11. Right Understanding: Ignorance & Nibbāna
The Buddha's Path of Peace - A Step-by-Step Guide - Geoffrey Hunt
Geoffrey Hunt [+ ]
University of Surrey
He has taught meditation in schools, in a prison, a village for the elderly, and an alcohol rehabilitation centre. He has served the Dhamma in hospices, funerals and interfaith events. He has worked in Japan, Nigeria and Lesotho and is a writer and international speaker on ethical issues of health, science and advanced technology. He has published several books in the field of professional ethics. He is married to Rev. Beverley Hunt, an Anglican minister.
Description
This chapter introduces a holistic understanding or view of suffering, the ‘law of kamma’, and the release from or attenuation of suffering. While the mundane understanding of the Path introduces what is conducive to a comfortable life and its benefits ‘in this world’, the full (supramundane) understanding entails the transformation of one’s human reality: the Middle Way (nondual) dimension and dependent origination (complex emergence).

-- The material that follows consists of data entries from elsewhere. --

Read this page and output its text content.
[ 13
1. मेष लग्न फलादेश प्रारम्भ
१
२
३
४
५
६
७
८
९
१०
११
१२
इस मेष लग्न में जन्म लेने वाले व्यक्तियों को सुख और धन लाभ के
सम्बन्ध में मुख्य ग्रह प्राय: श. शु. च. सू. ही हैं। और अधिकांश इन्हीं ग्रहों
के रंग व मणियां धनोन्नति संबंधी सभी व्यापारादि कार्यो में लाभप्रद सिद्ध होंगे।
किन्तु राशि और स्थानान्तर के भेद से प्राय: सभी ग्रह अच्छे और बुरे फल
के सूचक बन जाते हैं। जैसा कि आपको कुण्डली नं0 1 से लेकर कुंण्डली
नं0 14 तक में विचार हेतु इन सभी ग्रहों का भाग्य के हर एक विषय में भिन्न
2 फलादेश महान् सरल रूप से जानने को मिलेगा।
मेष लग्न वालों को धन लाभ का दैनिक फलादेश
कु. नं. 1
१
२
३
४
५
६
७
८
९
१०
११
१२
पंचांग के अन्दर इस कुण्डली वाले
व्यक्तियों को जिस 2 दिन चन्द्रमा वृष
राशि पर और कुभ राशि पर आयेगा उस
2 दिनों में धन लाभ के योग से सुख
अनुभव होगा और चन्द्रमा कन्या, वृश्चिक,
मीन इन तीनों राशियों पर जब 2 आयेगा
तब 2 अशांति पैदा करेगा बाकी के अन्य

Right Understanding (or Right View) is not just intellectual, but enjoins authenticity and radical honesty. Ignorance (or delusion) was in the Buddha’s eyes ignorance of rightness i.e. of laws which were both at once natural patterns of the physical world and moral patterns of the human world. The distinction between the two, which we now take for granted, was creatively ‘fuzzy’ in the Buddha’s thinking. This chapter examines the mundane and supramundane (transcendental, ultimate) understandings of the Buddha’s 1st Noble Truth (suffering) and the 2nd (craving and clinging).